И тогда мы пошли рядом. И пришли к нему домой. И пили крапивный чай с рябиновым вареньем.
По-моему, мы так и не дотронулись друг до друга, но мой ребенок именно от него.
Как же это может быть?
Я уверена, что должно быть какое-то объяснение.
Дайте подумать, и я пойму.
Да, ну конечно! Вот оно: тем, у кого в голове гнездятся птицы, не нужно особо стараться. Это птицы, перелетая из одного человека в другого, рождают в них будущий плод.
И с нами так произошло.
Но где дом того человека, я не помню, потому что очнулась уже не там, а в больнице.
Глава 38. Из дневника Молли
Меня зовут Молли Уиппер, и я толстая негритянка, которая не пролезает в двери.
Где бы я ни появлялась, сразу раздаются крики, всегда одни и те же: «Эй, ты, мерзкая уродина! Убирайся отсюда! Шевели скорее своей жирной жопой!»

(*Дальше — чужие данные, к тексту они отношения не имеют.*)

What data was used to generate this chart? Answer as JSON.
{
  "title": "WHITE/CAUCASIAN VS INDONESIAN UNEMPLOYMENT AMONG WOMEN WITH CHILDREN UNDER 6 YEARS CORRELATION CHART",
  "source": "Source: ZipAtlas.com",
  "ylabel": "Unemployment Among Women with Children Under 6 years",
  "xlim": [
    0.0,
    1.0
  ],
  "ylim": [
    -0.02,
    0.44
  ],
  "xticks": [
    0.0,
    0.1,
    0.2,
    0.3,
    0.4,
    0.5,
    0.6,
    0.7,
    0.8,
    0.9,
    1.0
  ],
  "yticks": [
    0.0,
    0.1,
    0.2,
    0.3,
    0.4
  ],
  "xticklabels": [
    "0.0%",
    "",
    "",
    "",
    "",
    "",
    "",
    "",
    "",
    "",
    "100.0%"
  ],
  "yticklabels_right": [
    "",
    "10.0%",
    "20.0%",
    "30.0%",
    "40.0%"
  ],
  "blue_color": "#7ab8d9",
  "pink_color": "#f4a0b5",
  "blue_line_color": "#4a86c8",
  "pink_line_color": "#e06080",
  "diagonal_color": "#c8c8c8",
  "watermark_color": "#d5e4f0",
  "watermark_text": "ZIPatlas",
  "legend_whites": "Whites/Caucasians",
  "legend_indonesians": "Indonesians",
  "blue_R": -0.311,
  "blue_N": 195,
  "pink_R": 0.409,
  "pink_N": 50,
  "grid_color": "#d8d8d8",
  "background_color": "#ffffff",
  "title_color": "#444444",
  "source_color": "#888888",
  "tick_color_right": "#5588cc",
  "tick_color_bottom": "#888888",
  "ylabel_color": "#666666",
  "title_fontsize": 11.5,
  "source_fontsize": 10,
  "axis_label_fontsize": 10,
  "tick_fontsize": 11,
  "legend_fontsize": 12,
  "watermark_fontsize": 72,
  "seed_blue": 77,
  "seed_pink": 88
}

Я не обижаюсь – я давно уже привыкла.
Было время, когда я пыталась рассмотреть себя в зеркало (кстати, в зеркала я тоже не влезаю, и, чтобы поместиться полностью даже в самом большом из них, я должна отойти подальше) и понять, почему я так не нравлюсь людям.
Так и не поняла.
Я знаю, что я вся черная и складчатая – но разве это главное?
Давно уже я говорю по-английски и ношу английское имя, но когда-то я говорила по-французски, пока американские благотворители не вывезли меня из Руанды в Америку.
А по рождению я тутси. Когда-то нас было очень много, но почти всех нас убили, распотрошили, разрезали на куски.
Мою маму убили, и папу, и трех братиков, и сестричку.
А меня спасли добрые американцы: они кормили меня, покупали сарафаны и шорты, научили читать и пользоваться компьютером.
Если вы зайдете в гугл и поищите информацию о моей стране, вы прочтете, что уничтожение моего народа осуществлялось в пять раз быстрее, чем уничтожение евреев в гитлеровских концлагерях.
Но когда я рассказываю об этом людям, они говорят, что я сумасшедшая. И чтобы я убиралась. Чтобы быстрее шевелила своей черной жирной жопой.
Они думают, что мне от этого больно. Смешные, они понятия не имеют о том, что такое настоящая боль.
Когда моей маленькой сестре отрубали руки и ноги – вот ей тогда было больно.